Back in the day I used to process that type of scrap by the drum full in dissolves as big as 400 gallons. We used a simple technique to save on labor, filtering, and chemicals.
The scrap was first digested in aqua regia 4:1 and we fed in material until the acid was spent. What was happening was the base metals (a lot of copper) essentially forced all of the dissolved precious metals out of solution. We would feed scrap until the stannous went from showing gold to not showing gold and then stop.
It now settled overnight.
In the morning test with stannous to make sure there was no gold in solution. Then we would siphon off the acid which was waste treated, and filter the solids. This was all sorts of crap, ceramics, glass plastic and of course gold, platinum, and palladium. All of this was put back up in aqua regia.
This time most of the base metals were gone and the acid stayed a nice red color but we only needed about 10% of the acid we needed originally. This reaction we were always careful to only add enough nitric to do the job. The savings of not having to drop or filter the large digestion was a big deal, both in time and chemicals.

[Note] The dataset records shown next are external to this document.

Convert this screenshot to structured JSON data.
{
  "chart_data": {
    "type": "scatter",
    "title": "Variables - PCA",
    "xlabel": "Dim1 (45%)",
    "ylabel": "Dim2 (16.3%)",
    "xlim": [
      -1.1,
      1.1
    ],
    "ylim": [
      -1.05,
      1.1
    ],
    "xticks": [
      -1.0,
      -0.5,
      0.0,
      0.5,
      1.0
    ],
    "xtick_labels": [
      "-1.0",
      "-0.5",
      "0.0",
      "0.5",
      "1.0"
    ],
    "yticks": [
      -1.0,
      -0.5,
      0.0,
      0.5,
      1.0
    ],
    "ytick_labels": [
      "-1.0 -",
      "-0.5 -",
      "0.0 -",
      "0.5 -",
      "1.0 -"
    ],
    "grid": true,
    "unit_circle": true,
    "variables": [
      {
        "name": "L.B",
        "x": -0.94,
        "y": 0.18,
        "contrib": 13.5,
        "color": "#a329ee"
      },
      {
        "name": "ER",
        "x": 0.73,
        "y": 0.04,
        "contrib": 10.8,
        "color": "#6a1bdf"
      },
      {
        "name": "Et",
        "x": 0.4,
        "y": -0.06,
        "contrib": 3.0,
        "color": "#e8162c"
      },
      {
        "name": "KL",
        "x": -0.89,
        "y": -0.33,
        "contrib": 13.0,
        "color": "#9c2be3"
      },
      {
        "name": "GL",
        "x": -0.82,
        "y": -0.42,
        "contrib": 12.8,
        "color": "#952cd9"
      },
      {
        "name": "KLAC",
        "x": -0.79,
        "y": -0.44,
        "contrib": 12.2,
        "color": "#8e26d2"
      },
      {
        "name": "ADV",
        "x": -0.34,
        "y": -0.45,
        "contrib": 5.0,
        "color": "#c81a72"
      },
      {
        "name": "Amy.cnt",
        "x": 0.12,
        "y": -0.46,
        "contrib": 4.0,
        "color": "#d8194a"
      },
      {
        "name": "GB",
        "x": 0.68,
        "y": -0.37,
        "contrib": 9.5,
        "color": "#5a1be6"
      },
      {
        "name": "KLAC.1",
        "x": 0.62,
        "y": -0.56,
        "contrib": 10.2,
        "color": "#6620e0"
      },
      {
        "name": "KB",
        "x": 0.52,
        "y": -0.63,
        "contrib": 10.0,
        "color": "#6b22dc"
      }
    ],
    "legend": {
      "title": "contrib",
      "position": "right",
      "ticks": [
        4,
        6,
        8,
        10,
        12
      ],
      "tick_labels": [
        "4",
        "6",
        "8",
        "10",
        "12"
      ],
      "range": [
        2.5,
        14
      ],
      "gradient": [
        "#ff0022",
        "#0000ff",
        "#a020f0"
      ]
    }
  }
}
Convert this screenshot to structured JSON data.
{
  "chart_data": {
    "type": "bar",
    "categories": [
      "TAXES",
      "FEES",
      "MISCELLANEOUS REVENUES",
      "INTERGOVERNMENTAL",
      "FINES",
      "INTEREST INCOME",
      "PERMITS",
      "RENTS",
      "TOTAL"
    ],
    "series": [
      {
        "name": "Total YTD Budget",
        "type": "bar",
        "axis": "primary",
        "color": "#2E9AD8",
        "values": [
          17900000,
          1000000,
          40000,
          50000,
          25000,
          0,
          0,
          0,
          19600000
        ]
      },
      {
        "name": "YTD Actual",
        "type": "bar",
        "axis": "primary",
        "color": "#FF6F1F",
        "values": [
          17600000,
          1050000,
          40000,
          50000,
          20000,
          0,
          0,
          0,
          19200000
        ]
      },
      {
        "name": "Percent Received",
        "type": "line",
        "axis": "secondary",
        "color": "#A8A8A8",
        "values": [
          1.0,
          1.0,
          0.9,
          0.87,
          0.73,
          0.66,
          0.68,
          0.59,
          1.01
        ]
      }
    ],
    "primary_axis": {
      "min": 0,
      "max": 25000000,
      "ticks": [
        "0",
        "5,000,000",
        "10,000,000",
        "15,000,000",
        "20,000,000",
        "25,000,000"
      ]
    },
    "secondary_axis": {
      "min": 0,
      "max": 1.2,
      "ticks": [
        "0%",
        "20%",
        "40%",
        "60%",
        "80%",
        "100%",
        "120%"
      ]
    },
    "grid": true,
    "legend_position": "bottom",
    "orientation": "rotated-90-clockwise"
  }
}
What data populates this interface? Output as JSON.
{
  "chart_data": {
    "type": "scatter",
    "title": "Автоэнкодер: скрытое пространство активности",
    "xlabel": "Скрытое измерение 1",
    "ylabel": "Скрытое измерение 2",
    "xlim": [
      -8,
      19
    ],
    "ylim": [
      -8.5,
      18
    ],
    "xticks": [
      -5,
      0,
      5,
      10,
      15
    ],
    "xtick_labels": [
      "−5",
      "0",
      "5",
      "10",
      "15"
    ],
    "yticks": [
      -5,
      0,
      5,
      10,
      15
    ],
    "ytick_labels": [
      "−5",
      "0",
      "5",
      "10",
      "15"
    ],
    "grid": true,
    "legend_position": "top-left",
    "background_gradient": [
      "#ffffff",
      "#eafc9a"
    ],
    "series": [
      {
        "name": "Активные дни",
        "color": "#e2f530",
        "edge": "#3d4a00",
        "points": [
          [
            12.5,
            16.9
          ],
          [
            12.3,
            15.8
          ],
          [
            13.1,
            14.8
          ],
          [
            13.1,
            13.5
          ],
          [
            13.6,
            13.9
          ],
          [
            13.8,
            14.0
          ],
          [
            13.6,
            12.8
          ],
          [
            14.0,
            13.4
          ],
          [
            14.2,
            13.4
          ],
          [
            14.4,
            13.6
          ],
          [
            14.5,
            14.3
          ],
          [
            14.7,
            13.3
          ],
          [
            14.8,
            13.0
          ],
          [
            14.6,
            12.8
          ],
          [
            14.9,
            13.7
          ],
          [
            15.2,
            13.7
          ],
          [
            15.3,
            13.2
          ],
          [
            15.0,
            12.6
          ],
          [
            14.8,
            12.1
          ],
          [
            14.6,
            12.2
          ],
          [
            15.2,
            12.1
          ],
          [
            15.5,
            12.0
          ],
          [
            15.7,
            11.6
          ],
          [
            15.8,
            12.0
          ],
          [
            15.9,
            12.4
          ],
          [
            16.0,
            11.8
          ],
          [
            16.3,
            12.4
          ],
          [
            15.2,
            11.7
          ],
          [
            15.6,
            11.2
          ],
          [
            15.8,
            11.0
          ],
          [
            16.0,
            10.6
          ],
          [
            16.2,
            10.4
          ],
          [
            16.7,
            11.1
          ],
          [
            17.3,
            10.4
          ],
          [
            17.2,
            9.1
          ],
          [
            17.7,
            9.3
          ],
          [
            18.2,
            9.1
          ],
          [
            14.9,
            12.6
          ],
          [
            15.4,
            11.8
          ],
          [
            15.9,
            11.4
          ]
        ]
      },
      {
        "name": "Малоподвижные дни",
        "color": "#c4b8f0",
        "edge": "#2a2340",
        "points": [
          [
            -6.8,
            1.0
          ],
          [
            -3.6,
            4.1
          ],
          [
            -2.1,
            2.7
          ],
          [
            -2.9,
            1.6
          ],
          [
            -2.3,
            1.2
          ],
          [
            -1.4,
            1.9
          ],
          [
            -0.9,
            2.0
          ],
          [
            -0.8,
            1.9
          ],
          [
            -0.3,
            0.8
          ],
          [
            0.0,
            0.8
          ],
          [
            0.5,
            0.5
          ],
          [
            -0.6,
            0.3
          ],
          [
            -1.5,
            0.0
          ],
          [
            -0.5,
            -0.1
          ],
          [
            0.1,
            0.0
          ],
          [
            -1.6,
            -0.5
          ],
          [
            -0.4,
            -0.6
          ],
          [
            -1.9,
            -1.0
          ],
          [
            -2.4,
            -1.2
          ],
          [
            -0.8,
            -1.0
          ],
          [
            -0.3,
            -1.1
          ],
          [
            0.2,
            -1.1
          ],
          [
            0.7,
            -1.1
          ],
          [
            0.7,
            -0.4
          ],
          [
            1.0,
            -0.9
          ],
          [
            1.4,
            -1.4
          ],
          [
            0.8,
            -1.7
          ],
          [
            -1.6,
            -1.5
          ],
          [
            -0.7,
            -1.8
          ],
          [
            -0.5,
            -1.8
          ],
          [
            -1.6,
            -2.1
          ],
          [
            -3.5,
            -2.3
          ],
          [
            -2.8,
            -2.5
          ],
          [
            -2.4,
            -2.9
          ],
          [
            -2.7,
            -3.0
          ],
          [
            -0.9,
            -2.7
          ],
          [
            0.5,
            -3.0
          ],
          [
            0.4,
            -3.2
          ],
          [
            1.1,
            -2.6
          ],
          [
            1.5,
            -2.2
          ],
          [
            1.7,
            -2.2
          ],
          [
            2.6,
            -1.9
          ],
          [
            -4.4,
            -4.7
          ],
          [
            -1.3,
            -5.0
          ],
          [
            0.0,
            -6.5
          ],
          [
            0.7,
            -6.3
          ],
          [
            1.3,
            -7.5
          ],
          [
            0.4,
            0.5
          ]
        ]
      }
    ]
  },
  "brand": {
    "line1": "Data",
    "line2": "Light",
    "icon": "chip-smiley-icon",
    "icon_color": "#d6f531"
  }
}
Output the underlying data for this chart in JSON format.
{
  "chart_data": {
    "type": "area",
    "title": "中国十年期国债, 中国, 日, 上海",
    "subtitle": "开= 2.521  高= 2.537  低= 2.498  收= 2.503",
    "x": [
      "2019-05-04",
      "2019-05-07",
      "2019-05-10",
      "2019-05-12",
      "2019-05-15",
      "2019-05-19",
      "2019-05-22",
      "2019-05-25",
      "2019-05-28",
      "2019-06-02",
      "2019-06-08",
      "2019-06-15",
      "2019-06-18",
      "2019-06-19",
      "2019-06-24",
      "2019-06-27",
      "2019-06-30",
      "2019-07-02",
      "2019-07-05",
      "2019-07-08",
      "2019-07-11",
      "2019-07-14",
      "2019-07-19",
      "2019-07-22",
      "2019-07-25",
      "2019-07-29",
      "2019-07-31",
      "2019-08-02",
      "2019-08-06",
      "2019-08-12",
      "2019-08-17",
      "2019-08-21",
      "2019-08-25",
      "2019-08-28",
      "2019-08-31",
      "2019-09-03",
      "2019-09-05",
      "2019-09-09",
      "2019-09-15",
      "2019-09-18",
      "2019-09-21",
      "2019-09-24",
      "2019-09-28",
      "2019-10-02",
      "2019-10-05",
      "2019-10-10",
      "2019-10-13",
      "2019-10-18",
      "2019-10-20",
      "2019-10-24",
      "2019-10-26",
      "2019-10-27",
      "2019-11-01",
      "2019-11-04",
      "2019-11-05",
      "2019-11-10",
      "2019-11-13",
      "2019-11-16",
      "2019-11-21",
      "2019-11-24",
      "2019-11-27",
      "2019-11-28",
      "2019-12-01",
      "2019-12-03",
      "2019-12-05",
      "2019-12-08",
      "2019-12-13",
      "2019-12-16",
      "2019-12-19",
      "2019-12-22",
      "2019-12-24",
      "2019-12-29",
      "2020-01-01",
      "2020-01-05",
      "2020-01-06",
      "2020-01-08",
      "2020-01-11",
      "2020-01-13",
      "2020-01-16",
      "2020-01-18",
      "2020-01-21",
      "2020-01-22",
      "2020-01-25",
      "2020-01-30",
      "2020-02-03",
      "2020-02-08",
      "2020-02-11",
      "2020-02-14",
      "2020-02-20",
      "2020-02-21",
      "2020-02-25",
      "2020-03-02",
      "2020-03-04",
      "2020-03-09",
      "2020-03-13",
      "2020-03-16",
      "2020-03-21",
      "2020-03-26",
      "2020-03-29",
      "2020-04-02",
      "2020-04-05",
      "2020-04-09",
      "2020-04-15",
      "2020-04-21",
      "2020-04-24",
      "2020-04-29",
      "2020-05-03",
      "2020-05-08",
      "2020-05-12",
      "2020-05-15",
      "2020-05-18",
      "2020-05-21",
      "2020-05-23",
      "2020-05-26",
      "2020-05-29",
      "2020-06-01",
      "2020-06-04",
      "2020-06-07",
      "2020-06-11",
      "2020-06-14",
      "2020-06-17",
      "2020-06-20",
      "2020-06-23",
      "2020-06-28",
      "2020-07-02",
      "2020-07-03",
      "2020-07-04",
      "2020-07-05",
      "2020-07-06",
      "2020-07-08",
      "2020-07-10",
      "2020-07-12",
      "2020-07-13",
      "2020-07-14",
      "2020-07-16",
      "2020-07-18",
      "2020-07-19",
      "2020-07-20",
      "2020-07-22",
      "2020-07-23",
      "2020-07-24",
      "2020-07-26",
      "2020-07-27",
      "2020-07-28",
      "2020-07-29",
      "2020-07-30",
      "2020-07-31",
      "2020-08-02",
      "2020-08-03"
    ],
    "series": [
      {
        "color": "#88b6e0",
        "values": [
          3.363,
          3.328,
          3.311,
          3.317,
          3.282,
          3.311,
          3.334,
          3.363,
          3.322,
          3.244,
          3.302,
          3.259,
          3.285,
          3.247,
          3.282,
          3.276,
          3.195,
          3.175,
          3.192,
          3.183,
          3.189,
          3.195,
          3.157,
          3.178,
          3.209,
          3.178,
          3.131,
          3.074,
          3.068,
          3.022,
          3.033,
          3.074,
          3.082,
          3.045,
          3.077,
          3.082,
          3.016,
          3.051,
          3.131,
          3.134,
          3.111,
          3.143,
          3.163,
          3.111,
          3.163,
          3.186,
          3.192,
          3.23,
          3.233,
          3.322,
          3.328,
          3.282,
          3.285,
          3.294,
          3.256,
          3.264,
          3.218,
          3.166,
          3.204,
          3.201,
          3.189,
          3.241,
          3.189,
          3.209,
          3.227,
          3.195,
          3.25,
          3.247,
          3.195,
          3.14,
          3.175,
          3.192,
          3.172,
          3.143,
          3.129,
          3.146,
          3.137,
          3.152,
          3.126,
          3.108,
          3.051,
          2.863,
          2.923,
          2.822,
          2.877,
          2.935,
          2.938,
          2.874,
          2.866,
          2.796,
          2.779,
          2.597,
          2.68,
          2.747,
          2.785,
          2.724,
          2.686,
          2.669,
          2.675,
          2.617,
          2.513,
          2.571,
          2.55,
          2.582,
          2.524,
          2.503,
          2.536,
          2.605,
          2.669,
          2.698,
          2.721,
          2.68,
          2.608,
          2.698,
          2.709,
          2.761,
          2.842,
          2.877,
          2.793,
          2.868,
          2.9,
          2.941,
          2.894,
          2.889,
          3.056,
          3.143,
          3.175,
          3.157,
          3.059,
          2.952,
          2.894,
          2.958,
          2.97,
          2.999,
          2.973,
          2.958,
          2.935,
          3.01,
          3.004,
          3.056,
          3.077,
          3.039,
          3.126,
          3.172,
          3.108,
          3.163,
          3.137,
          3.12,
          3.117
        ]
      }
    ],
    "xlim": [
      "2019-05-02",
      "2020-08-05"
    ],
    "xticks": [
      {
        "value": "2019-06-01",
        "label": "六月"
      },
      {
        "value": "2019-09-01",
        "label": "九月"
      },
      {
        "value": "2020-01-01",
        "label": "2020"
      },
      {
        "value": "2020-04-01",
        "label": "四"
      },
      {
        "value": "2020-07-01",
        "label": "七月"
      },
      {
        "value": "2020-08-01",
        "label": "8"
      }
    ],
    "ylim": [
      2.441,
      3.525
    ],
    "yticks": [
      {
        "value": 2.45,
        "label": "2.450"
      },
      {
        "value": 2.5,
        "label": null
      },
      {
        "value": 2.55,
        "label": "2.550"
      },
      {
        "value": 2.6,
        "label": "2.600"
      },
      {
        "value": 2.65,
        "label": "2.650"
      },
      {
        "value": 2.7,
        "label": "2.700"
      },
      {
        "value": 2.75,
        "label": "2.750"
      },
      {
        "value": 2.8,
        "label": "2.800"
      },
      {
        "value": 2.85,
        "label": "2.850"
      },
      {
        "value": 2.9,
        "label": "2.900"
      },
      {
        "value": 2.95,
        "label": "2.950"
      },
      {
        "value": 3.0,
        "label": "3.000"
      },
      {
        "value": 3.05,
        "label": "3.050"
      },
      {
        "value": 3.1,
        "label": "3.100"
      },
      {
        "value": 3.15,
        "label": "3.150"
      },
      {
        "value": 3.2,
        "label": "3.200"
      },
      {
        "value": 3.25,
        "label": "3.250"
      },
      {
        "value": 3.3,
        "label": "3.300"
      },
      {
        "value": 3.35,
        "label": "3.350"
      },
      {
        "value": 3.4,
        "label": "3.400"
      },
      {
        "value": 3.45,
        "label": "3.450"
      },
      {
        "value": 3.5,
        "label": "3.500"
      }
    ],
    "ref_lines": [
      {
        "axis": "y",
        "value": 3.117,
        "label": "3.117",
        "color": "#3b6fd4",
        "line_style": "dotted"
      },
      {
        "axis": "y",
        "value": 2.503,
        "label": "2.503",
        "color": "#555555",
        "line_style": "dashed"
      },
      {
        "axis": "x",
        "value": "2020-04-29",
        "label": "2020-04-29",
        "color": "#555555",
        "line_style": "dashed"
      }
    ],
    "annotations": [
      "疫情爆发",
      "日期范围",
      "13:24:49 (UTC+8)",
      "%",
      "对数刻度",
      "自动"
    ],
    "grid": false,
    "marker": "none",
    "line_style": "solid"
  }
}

The solution from the second digestion was filtered and the PM's were dropped normally. The solids that remained on the filter did have some values, primarily silver, so it was dried crushed and sifted to make a low grade sweep. Silver was 3 bucks an ounce then and it was viewed as more of a nuisance than it was worth.
On that second drop the gold was always saleable at .999+
That was when the circuits really had some values in them. In my opinion, they should shoot the guy who invented flash plating! (unless of course if it was GSP!)